Is it that hard to follow? The PF30 may squeak, at which point I need taps, and a T47 install tool... I'd also need tools for the bigger crank, like the Campy over-torque tool, which isn't cheap. Of course I could run a regular crank but then I'm back to just getting a BSA frame in the first place....


----------



## bikerjulio (Jan 19, 2010)

This article manages to damp down any expectation that retro threading of an existing PF30 frame will be a simple, or cheap, task. It additionally makes the point that manufacturers such as Praxis already have excellent solutions for Shimano/SRAM/Campy in a PF30 shell. T47 looks like a good solution for OEM Ti or Alloy frames using BB30 or BB386 evo cranksets. None of the carbon frame manufacturers seem interested in reintroducing alloy sleeves.

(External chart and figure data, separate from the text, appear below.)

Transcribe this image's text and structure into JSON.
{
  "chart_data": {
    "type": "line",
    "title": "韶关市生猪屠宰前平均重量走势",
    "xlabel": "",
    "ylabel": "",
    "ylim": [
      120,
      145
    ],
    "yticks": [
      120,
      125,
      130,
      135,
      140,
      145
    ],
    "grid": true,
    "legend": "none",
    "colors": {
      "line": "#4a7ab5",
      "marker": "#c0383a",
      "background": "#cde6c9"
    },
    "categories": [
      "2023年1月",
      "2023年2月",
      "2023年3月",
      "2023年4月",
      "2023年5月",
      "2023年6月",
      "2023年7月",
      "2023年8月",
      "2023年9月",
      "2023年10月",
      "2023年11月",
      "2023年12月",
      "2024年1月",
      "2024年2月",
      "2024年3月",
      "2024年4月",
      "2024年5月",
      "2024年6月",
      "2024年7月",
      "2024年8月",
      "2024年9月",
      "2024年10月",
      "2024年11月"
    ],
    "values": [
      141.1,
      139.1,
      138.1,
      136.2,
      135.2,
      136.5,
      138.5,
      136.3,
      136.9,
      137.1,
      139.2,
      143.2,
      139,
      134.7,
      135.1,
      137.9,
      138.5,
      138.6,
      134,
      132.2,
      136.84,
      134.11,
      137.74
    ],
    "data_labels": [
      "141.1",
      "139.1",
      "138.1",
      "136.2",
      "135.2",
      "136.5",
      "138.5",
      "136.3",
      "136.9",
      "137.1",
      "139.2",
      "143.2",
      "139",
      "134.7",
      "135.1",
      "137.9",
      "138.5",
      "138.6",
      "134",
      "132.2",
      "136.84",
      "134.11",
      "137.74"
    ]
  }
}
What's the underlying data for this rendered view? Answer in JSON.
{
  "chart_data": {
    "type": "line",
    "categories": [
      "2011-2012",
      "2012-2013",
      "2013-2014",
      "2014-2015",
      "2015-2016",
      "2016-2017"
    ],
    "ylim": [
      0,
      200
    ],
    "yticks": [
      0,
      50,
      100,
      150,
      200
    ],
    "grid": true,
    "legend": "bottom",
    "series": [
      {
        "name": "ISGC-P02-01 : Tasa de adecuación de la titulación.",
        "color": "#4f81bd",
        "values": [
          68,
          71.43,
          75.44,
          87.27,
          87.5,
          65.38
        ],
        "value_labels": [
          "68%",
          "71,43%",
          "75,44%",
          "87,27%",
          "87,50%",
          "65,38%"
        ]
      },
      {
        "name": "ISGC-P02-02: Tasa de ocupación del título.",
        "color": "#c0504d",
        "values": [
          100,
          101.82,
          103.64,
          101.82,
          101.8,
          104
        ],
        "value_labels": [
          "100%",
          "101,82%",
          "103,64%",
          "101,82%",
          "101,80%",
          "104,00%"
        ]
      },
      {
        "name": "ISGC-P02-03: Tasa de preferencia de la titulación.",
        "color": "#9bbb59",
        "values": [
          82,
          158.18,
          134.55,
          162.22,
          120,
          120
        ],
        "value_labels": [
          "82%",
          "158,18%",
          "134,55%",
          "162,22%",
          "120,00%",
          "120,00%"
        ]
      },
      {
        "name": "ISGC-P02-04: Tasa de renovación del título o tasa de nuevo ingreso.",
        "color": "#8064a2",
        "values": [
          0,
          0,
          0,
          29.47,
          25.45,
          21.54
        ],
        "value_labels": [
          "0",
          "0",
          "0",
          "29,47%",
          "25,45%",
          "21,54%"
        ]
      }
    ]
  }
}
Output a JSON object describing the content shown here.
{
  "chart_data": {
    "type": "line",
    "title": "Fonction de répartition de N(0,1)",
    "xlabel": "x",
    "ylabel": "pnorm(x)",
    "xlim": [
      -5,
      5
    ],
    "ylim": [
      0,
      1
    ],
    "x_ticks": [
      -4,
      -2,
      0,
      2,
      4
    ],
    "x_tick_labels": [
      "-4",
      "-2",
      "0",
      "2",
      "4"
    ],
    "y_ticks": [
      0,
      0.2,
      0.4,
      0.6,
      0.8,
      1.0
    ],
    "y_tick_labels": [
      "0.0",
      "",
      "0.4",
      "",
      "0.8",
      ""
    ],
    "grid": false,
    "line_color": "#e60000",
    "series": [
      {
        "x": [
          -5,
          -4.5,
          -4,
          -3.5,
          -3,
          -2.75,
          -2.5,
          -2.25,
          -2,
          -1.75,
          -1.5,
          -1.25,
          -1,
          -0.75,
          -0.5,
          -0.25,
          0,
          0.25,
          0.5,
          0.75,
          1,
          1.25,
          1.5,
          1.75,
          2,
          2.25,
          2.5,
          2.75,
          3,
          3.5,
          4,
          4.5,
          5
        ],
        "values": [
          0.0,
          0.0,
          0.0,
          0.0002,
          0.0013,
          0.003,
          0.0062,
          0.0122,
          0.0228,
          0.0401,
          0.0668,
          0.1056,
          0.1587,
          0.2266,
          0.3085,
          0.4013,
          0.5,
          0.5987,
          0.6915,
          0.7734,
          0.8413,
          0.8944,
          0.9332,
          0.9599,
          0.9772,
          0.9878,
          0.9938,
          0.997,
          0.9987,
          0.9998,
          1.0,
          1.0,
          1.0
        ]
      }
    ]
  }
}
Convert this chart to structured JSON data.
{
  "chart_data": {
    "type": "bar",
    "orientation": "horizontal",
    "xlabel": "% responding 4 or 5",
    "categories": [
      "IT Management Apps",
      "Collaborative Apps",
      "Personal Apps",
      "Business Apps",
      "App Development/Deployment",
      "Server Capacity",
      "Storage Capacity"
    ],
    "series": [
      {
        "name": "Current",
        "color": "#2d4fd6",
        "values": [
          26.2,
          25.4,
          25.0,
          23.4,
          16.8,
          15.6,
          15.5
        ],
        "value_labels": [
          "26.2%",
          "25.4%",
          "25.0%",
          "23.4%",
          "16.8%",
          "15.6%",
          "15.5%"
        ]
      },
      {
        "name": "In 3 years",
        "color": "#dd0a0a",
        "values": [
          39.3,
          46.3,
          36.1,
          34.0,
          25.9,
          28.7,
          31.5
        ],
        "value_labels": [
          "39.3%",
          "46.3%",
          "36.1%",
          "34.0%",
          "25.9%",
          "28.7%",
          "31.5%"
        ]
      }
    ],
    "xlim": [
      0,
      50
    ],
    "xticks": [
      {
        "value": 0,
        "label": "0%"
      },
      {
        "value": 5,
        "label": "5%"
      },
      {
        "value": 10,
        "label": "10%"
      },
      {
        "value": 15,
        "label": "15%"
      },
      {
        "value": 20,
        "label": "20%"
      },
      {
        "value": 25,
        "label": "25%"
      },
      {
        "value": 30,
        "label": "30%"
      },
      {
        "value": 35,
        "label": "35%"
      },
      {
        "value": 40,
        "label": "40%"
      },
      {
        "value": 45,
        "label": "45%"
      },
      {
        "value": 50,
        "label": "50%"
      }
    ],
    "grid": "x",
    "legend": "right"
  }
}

> Proponents of T47 are quick to point out that owners of problematic metal frames equipped with PF30 shells can be immediately retrofitted. By design, T47 threads can be cut directly into a PF30 shell with no additional changes – although actually doing so is easier said than done. And as any veteran shop mechanic will attest, there’s also no guarantee of success even if you do everything right.
> 
> One of t47's biggest obstacles may be that good solutions for creaky press-fit frames already exist. by threading the cups to each other, even persistently noisy frames can quiet down nicely: one of t47's biggest obstacles may be that good solutions for creaky press-fit frames already exist. by threading the cups to each other, even persistently noisy frames can quiet down nicely
> 
> ...


T47 vs press-fit bottom brackets - BikeRadar


----------



## 32and3cross (Feb 28, 2005)

I went with a Praxis system for my cross frame that came with PF30. It was easy to install (once I had the tools) and has been a set-and-forget solution. No creaking.


----------



## rcb78 (Jun 15, 2008)

I'm using the Torqtite BB from Enduro on my PF30 frame with a 386EVO crank and it works perfectly. Another friend is using the same setup with a BB30 crank on a steel PF30 frame, same thing, it works. On my road bike, I'm not even doing that much, I just installed the BB30 bearings the way I always do, and like all my other installs, it's quiet.
In my experience, it's rare to have a creaking BB when it's installed properly. The few that I've come across that continue to creak (actually only one in 4 years now, out of maybe a hundred or so) was resolved with a two part threaded BB like Praxis or Enduro.
I guess what I'm saying is I would never NOT buy a frame I wanted for something as simple as a BB format.


----------



## mikerp (Jul 24, 2011)

bikerjulio said:


> This article manages to damp down any expectation that retro threading of an existing PF30 frame will be a simple, or cheap, task. It additionally makes the point that manufacturers such as Praxis already have excellent solutions for Shimano/SRAM/Campy in a PF30 shell. T47 looks like a good solution for OEM Ti or Alloy frames using BB30 or BB386 evo cranksets. None of the carbon frame manufacturers seem interested in reintroducing alloy sleeves.
> 
> 
> 
> T47 vs press-fit bottom brackets - BikeRadar


+1 as usual.
While T47 looks like a good future option there are plenty of other options out there that will work just fine.


----------